With the help of robot-assisted rehabilitation and electrochemical spinal cord stimulation, rats with clinically relevant spinal cord injuries regained control of their otherwise paralyzed limbs. But how do brain commands for walking, swimming and stair-climbing bypass the injury and still reach the spinal cord to execute these complex tasks? EPFL scientists have observed for the first time that the brain reroutes task-specific motor commands through alternative pathways originating in the brainstem and projecting to the spinal cord. The therapy triggers the growth of new connections from the motor cortex into the brainstem and from the brainstem into the spinal cord, thus reconnecting the brain with the spinal cord below the injury. The results are published in Nature Neuroscience March 19th.
“The recovery is not spontaneous,” says EPFL scientist and lead author Léonie Asboth. “You need to engage the animals in an intense rehabilitation therapy for the rewiring to take place. In our case, this therapy involves electrochemical stimulation of the spinal cord and active physiotherapy in a smart assistive harness.”
In Courtine’s lab, rats with a contusion causing complete paraplegia learned to walk again via therapy that combines electrochemical stimulation of the spinal cord and robot-assisted rehabilitation.

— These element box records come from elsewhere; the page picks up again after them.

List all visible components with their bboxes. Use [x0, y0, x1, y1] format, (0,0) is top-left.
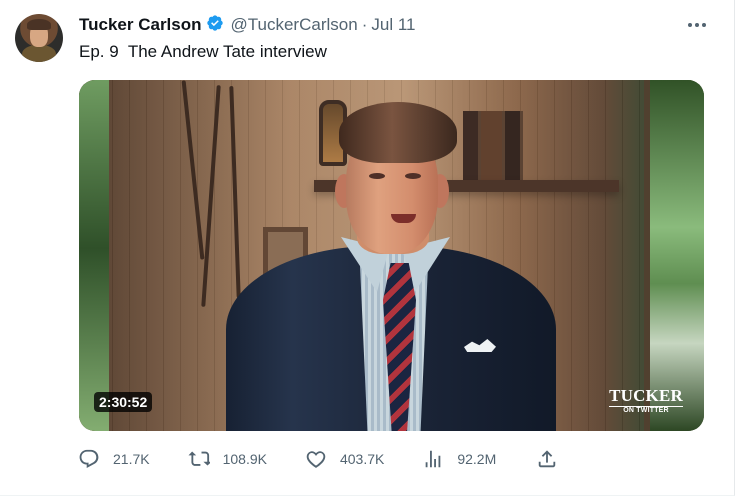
video-host [209, 96, 565, 431]
tweet-video[interactable]: 2:30:52 TUCKER ON TWITTER [79, 80, 704, 431]
video-window-right [644, 80, 704, 431]
tweet-text: Ep. 9 The Andrew Tate interview [79, 42, 327, 61]
views-chart-icon [426, 450, 441, 468]
author-handle[interactable]: @TuckerCarlson [231, 15, 358, 35]
author-name[interactable]: Tucker Carlson [79, 15, 202, 35]
more-options-icon[interactable] [685, 16, 709, 34]
author-avatar[interactable] [15, 14, 63, 62]
more-dot [702, 23, 706, 27]
tweet-header: Tucker Carlson @TuckerCarlson · Jul 11 [79, 14, 415, 36]
tucker-watermark: TUCKER ON TWITTER [609, 387, 683, 415]
like-button[interactable]: 403.7K [305, 448, 384, 470]
like-count: 403.7K [339, 451, 385, 467]
video-window-left [79, 80, 109, 431]
avatar-hair [27, 19, 51, 30]
watermark-sub: ON TWITTER [609, 406, 683, 415]
watermark-main: TUCKER [609, 386, 683, 405]
date-separator: · [361, 15, 368, 34]
retweet-button[interactable]: 108.9K [188, 448, 267, 470]
tweet-date[interactable]: Jul 11 [371, 15, 415, 35]
heart-icon [306, 451, 326, 468]
share-button[interactable] [536, 448, 558, 470]
reply-button[interactable]: 21.7K [78, 448, 150, 470]
retweet-count: 108.9K [222, 451, 267, 467]
retweet-icon [188, 451, 210, 466]
more-dot [688, 23, 692, 27]
tweet-card[interactable]: Tucker Carlson @TuckerCarlson · Jul 11 E… [0, 0, 735, 496]
tweet-actions: 21.7K 108.9K 403.7K 92.2M [78, 446, 600, 472]
reply-icon [79, 449, 99, 468]
host-eye-right [405, 173, 421, 179]
host-eye-left [369, 173, 385, 179]
share-icon [539, 450, 556, 468]
reply-count: 21.7K [113, 451, 150, 467]
video-duration: 2:30:52 [94, 392, 153, 412]
views-count: 92.2M [457, 451, 497, 467]
host-hair [339, 102, 457, 163]
more-dot [695, 23, 699, 27]
avatar-jacket [22, 45, 56, 62]
verified-icon [206, 14, 227, 37]
views-button[interactable]: 92.2M [422, 448, 496, 470]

The rat’s spinal cord is first stimulated with pharmaceuticals, then electrically stimulated below the injury to activate muscles in the legs. Combined with therapy in a smart harness that alleviates the body’s weight, providing natural walking conditions, and after just a few weeks of training, the rats regained extensive control over their hind limbs at will, even without electrochemical stimulation or the harness. In 2012, Courtine and his team showed that rats with spinal injury could climb stairs and swim with neuroprosthetic rehabilitation.